When it comes to real-world data for atopic dermatitis, payers have told me that they are skeptical. The reason is that they typically have 3 criteria: The data has to be relevant, it has to be easily obtained, and it has to be meaningful. In the case of atopic dermatitis, EASI-75 is a relevant data point, but it’s not something that is always captured by the clinician. So, real-world data will have limited import because it won't necessarily have the amount of data needed. Instead, payers will look at guidelines.

For a manufacturer, I'd be trying to generate additional data. However, in order to affect guidelines and impact payers, it is best to have the data published in journals because payers can look at a peer-reviewed journal they can trust and know that it's not biased by the manufacturer itself.

Safety

When I spoke with payers, treatment safety is a concern. Adverse events (AEs) are divided into 4 levels. Levels 3 and 4 are the most severe and require hospitalization. However, in the case of atopic dermatitis, payers I spoke with were also interested in the lower levels (1 and 2). This is not because they think that those adverse events are significant medical issues. Rather, those AEs could be annoyances to the patient, and those annoyances could lead to noncompliance, which could lead to abandonment of therapy.

So, when it comes to safety, I would also make sure to capture data from all different levels because payers want that level of granularity. They want data on the long-term durability as well (more than 6 or 9 months). They want to know how well the drug works in the long term, at least 1 year, maybe 2 years if possible.

Cost-Effectiveness

As far as cost-effectiveness models are concerned, payers have told me they're not going to do a cost-per-quality model for atopic dermatitis. They're going to line up one drug against Dupixent. They're going to eyeball it. The new drug will probably be placebo-controlled, so payers will do an indirect comparison and try to see if there are any areas where the drug is better or if at least it's going to be non-inferior to Dupixent.

If the drug is non-inferior, then it will come down to a pricing game. Dupixent already has robust uptake and widespread formulary reimbursement as a preferred agent. So, payers are going to be looking for price cuts around net pricing. That harkens back to the need for contracting for better rebates for payers.

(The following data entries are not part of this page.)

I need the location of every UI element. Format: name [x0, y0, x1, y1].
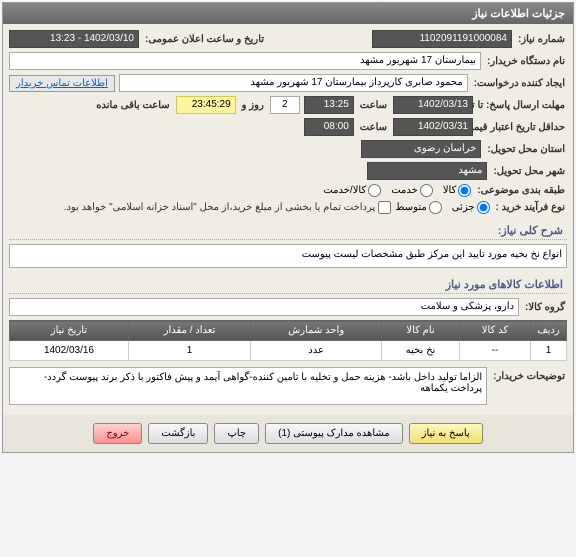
radio-service-input[interactable] [420, 184, 433, 197]
td-unit: عدد [251, 341, 382, 361]
category-label: طبقه بندی موضوعی: [475, 185, 567, 196]
table-header-row: ردیف کد کالا نام کالا واحد شمارش تعداد /… [10, 321, 567, 341]
th-name: نام کالا [382, 321, 460, 341]
general-desc: انواع نخ بخیه مورد تایید این مرکز طبق مش… [9, 244, 567, 268]
buyer-label: نام دستگاه خریدار: [485, 56, 567, 67]
radio-both-input[interactable] [368, 184, 381, 197]
need-no-value: 1102091191000084 [372, 30, 512, 48]
general-desc-title: شرح کلی نیاز: [9, 218, 567, 240]
td-code: -- [459, 341, 530, 361]
time-label-1: ساعت [358, 100, 389, 111]
th-unit: واحد شمارش [251, 321, 382, 341]
announce-label: تاریخ و ساعت اعلان عمومی: [143, 34, 368, 45]
validity-label: حداقل تاریخ اعتبار قیمت: تا تاریخ: [477, 122, 567, 133]
th-date: تاریخ نیاز [10, 321, 129, 341]
province-label: استان محل تحویل: [485, 144, 567, 155]
items-table: ردیف کد کالا نام کالا واحد شمارش تعداد /… [9, 320, 567, 361]
radio-goods-input[interactable] [458, 184, 471, 197]
td-qty: 1 [128, 341, 250, 361]
treasury-note: پرداخت تمام یا بخشی از مبلغ خرید،از محل … [64, 202, 376, 213]
city-label: شهر محل تحویل: [491, 166, 567, 177]
requester-value: محمود صابری کارپرداز بیمارستان 17 شهریور… [119, 74, 468, 92]
radio-service[interactable]: خدمت [391, 184, 433, 197]
purchase-type-label: نوع فرآیند خرید : [494, 202, 567, 213]
th-qty: تعداد / مقدار [128, 321, 250, 341]
city-value: مشهد [367, 162, 487, 180]
radio-medium-input[interactable] [429, 201, 442, 214]
need-no-label: شماره نیاز: [516, 34, 567, 45]
back-button[interactable]: بازگشت [148, 423, 208, 444]
radio-partial[interactable]: جزئی [452, 201, 490, 214]
time-label-2: ساعت [358, 122, 389, 133]
td-date: 1402/03/16 [10, 341, 129, 361]
goods-group-label: گروه کالا: [523, 302, 567, 313]
footer-bar: پاسخ به نیاز مشاهده مدارک پیوستی (1) چاپ… [3, 415, 573, 452]
td-name: نخ بخیه [382, 341, 460, 361]
province-value: خراسان رضوی [361, 140, 481, 158]
panel-body: شماره نیاز: 1102091191000084 تاریخ و ساع… [3, 24, 573, 415]
radio-both[interactable]: کالا/خدمت [323, 184, 381, 197]
panel-title: جزئیات اطلاعات نیاز [3, 3, 573, 24]
announce-value: 1402/03/10 - 13:23 [9, 30, 139, 48]
deadline-date: 1402/03/13 [393, 96, 473, 114]
reply-button[interactable]: پاسخ به نیاز [409, 423, 483, 444]
attachments-button[interactable]: مشاهده مدارک پیوستی (1) [265, 423, 403, 444]
details-panel: جزئیات اطلاعات نیاز شماره نیاز: 11020911… [2, 2, 574, 453]
category-radios: کالا خدمت کالا/خدمت [323, 184, 471, 197]
days-left: 2 [270, 96, 300, 114]
remain-time: 23:45:29 [176, 96, 236, 114]
table-wrap: ردیف کد کالا نام کالا واحد شمارش تعداد /… [9, 320, 567, 361]
th-code: کد کالا [459, 321, 530, 341]
purchase-type-radios: جزئی متوسط [395, 201, 489, 214]
table-row[interactable]: 1 -- نخ بخیه عدد 1 1402/03/16 [10, 341, 567, 361]
buyer-note-label: توضیحات خریدار: [491, 367, 567, 382]
exit-button[interactable]: خروج [93, 423, 142, 444]
validity-time: 08:00 [304, 118, 354, 136]
goods-group-value: دارو، پزشکی و سلامت [9, 298, 519, 316]
remain-label: ساعت باقی مانده [94, 100, 171, 111]
deadline-label: مهلت ارسال پاسخ: تا تاریخ: [477, 100, 567, 111]
radio-partial-input[interactable] [477, 201, 490, 214]
radio-goods[interactable]: کالا [443, 184, 472, 197]
th-row: ردیف [531, 321, 567, 341]
buyer-value: بیمارستان 17 شهریور مشهد [9, 52, 481, 70]
td-idx: 1 [531, 341, 567, 361]
buyer-note: الزاما تولید داخل باشد- هزینه حمل و تخلی… [9, 367, 487, 405]
items-title: اطلاعات کالاهای مورد نیاز [9, 272, 567, 294]
treasury-checkbox[interactable] [378, 201, 391, 214]
day-label: روز و [240, 100, 266, 111]
contact-button[interactable]: اطلاعات تماس خریدار [9, 75, 115, 92]
radio-medium[interactable]: متوسط [395, 201, 441, 214]
print-button[interactable]: چاپ [214, 423, 259, 444]
requester-label: ایجاد کننده درخواست: [472, 78, 567, 89]
deadline-time: 13:25 [304, 96, 354, 114]
treasury-checkbox-wrap[interactable]: پرداخت تمام یا بخشی از مبلغ خرید،از محل … [64, 201, 392, 214]
validity-date: 1402/03/31 [393, 118, 473, 136]
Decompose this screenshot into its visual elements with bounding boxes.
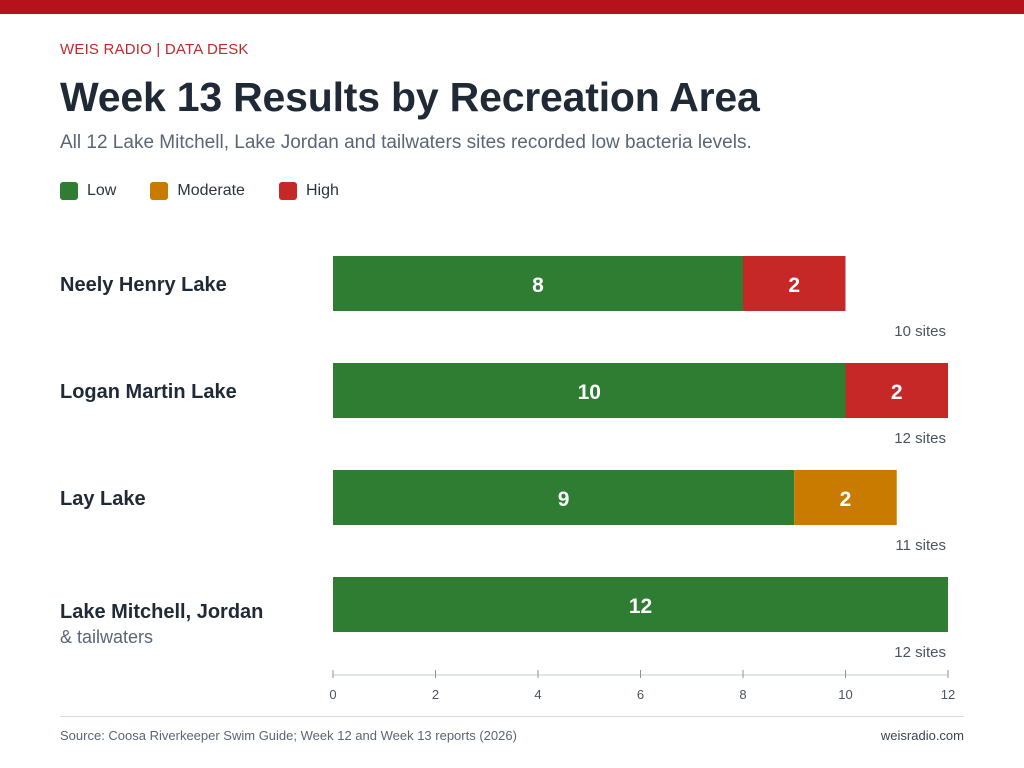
legend-item-moderate: Moderate: [150, 182, 245, 200]
bar-value-label: 10: [578, 381, 601, 404]
site-credit: weisradio.com: [880, 728, 964, 743]
bar-segment-low: [333, 363, 846, 418]
footer-divider: [60, 716, 964, 717]
x-tick-label: 12: [941, 687, 955, 702]
bar-segment-low: [333, 470, 795, 525]
x-tick-label: 6: [637, 687, 644, 702]
category-label: Lake Mitchell, Jordan: [60, 601, 263, 623]
chart-subtitle: All 12 Lake Mitchell, Lake Jordan and ta…: [60, 132, 752, 153]
bar-segment-low: [333, 256, 743, 311]
legend-label-high: High: [305, 182, 339, 199]
legend: Low Moderate High: [60, 182, 373, 200]
total-sites-label: 11 sites: [895, 537, 946, 554]
kicker: WEIS RADIO | DATA DESK: [60, 41, 249, 58]
x-tick-label: 0: [329, 687, 336, 702]
legend-label-low: Low: [87, 182, 117, 199]
total-sites-label: 10 sites: [894, 323, 946, 340]
bar-value-label: 12: [629, 595, 652, 618]
category-label: Lay Lake: [60, 488, 146, 510]
legend-label-moderate: Moderate: [177, 182, 245, 199]
category-label: Neely Henry Lake: [60, 274, 227, 296]
x-tick-label: 2: [432, 687, 439, 702]
stacked-bar-chart: Neely Henry Lake 8 2 10 sites Logan Martin L…: [60, 256, 955, 702]
bar-value-label: 9: [558, 488, 570, 511]
bar-value-label: 2: [788, 274, 800, 297]
x-tick-label: 8: [739, 687, 746, 702]
legend-item-low: Low: [60, 182, 116, 200]
legend-item-high: High: [278, 182, 339, 200]
total-sites-label: 12 sites: [894, 644, 946, 661]
bar-value-label: 2: [840, 488, 852, 511]
bar-segment-high: [743, 256, 846, 311]
legend-swatch-low: [60, 182, 78, 200]
x-tick-label: 10: [838, 687, 852, 702]
legend-swatch-high: [278, 182, 297, 200]
chart-title: Week 13 Results by Recreation Area: [60, 74, 760, 120]
legend-swatch-moderate: [150, 182, 169, 200]
bar-segment-low: [333, 577, 948, 632]
bar-segment-moderate: [794, 470, 897, 525]
bar-value-label: 8: [532, 274, 544, 297]
x-tick-label: 4: [534, 687, 541, 702]
source-note: Source: Coosa Riverkeeper Swim Guide; We…: [60, 728, 517, 743]
bar-segment-high: [845, 363, 948, 418]
top-accent-bar: [0, 0, 1024, 14]
category-label: Logan Martin Lake: [60, 381, 237, 403]
bar-value-label: 2: [891, 381, 903, 404]
category-sublabel: & tailwaters: [60, 627, 153, 647]
total-sites-label: 12 sites: [894, 430, 946, 447]
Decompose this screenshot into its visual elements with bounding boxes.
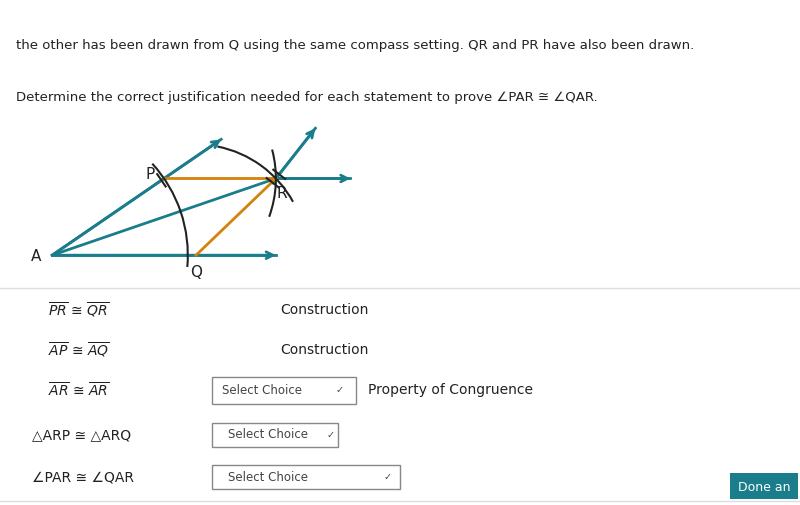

What do you anticipate will be the biggest access challenges over the next 5 to 10 years—particularly as more premium biologics and oral agents enter the market?

Roy Moore: The biggest challenge is the entrenched powerhouse that is Dupixent. As I said earlier, we went from an unmanaged space to an increasingly managed one because of high-cost drugs that have moved into the market. The demand transitioned from low-cost creams and methotrexate in favor of biologics and JAK inhibitors. As a result, more expensive drugs require more management.

Out of this maelstrom of new therapies and launches came Dupixent, which benefits from strong efficacy across many diseases, a broad FDA label that allows it to compete in a lot of different diseases, and that leads to contracting. This allows Dupixent to be a preferred agent from the payer perspective. It's a lot easier to contract with 1 drug across many different diseases and get a bigger rebate than it is to negotiate with a lot of different drugs.

The biggest challenge tied to that is how to compete with Dupixent. The trials are built around placebo control, so what would come of a head-to-head trial? What if the drug doesn't measure up? As a result, indirect comparisons are made, which doesn't allow payers to see if a new drug is better than what is already available. This is why they're interested in real-world data, if it exists.

Without better clinical data, it's going to come down to net pricing. Manufacturers will need to offer better rebates or better discounts or some other services that will be meaningful to payers to give them preferential treatment or to physicians who have the freedom to choose their preferred drug.